Cela permet d’inscrire nos sociétés dans une dynamique nouvelle, plus agile, et d’instiller le réflexe de la collaboration territoriale en lieu et place d’une concurrence acerbe. Un paradigme différent, certes, mais une formule qui donne des résultats pour nos sociétés. A titre d’exemple, je citerais Intersysto qui a obtenu, lors du CES 2019, une couverture médiatique sur l’ensemble du territoire français et, partant, un accès grandement facilité au marché hexagonal.
Plus proche de nous, Neurogreen et sa poubelle intelligente a engrangé en ce début 2021 les marques d’intérêt de quatre municipalités françaises et des chemins de fer luxembourgeois. Tout cela à l’issue d’un pitch que je qualifierais de plus que moyen. Enfin, ce Village francophone est un chantier en cours, susceptible d’amélioration. Mais on ne peut nier l’énergie dégagée par l’exercice, par l’ensemble des participants.

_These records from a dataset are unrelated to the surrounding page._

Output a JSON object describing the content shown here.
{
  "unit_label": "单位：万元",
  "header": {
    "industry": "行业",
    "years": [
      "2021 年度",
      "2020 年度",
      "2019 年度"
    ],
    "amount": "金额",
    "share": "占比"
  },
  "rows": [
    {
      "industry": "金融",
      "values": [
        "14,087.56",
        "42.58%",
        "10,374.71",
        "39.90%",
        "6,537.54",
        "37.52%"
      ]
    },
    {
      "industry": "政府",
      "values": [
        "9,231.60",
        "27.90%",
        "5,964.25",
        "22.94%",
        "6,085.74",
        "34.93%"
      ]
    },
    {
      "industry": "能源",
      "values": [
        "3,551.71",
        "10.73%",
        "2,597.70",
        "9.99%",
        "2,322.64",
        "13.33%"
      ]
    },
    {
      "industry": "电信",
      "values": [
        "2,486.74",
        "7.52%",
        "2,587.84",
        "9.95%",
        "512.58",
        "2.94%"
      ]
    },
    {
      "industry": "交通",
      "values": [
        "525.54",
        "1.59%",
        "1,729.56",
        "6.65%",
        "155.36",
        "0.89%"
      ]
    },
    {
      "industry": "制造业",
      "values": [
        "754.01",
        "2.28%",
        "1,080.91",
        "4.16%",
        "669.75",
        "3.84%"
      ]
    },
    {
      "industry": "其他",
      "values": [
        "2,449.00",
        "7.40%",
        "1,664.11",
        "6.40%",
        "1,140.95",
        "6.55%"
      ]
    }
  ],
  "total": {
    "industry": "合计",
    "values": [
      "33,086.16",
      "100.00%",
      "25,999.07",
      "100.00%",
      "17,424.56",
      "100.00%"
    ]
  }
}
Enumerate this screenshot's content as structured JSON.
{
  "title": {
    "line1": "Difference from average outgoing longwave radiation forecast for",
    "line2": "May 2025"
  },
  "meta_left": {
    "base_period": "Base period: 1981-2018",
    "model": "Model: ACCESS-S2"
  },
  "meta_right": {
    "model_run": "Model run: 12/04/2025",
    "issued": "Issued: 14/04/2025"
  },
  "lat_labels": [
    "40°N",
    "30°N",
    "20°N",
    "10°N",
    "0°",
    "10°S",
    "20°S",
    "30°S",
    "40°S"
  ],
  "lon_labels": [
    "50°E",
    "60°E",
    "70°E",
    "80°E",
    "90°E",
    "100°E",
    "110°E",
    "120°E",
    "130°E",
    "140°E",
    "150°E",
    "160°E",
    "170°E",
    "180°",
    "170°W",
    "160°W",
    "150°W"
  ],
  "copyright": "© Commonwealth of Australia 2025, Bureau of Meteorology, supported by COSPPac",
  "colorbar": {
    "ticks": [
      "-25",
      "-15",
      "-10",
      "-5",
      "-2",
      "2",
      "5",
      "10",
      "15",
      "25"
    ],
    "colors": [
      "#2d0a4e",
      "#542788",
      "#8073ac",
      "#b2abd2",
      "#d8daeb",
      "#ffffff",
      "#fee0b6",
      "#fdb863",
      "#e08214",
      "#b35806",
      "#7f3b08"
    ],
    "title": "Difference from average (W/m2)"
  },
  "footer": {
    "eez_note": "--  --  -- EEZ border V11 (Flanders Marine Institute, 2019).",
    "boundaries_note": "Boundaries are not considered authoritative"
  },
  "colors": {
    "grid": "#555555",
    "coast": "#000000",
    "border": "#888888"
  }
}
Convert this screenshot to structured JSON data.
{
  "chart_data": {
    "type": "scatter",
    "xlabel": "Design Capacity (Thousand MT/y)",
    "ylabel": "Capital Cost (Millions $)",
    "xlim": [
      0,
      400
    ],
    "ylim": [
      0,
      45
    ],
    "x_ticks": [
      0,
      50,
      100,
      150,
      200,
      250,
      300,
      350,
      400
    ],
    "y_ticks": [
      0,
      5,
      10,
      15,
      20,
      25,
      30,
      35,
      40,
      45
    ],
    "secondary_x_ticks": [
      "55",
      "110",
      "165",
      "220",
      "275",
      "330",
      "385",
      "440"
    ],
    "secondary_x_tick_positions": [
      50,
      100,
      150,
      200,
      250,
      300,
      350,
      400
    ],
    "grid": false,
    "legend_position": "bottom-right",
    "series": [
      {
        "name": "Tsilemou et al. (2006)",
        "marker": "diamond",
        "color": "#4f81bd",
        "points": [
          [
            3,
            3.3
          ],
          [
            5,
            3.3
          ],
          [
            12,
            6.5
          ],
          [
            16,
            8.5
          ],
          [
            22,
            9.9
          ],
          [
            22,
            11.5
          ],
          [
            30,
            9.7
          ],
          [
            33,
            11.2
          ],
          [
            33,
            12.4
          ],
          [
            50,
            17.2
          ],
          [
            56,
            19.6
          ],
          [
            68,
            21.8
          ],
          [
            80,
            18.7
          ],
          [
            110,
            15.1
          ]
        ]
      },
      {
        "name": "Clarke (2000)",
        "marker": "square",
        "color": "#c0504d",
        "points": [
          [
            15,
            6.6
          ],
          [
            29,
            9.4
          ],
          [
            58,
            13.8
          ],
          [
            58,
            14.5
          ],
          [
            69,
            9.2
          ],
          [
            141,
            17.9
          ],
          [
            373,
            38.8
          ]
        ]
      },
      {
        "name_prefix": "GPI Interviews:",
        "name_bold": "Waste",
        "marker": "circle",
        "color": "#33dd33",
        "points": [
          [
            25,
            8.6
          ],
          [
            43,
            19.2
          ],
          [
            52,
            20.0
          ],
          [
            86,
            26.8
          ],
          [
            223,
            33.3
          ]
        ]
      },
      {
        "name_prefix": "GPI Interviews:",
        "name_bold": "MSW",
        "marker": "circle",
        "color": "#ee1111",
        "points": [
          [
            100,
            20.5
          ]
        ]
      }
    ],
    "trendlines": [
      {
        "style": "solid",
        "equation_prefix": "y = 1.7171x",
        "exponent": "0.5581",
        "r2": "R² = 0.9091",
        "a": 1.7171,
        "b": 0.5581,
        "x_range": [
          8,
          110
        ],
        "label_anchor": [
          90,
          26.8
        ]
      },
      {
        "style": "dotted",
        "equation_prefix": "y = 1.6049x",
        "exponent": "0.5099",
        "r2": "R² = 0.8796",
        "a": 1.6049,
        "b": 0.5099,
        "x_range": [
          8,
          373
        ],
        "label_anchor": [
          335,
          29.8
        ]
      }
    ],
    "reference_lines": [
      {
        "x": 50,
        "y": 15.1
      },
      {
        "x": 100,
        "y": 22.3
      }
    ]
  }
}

Quand on parle d’intelligence collective, on sait que le résultat, au minimum, est la somme des implications des acteurs. Il nous reviendra donc d’accroître notre présence – au sein des collectifs sectoriels, au niveau des start-ups/scale-ups, avec de nouvelles villes connectées – si on veut tirer le meilleur parti de ce lieu de convergence.”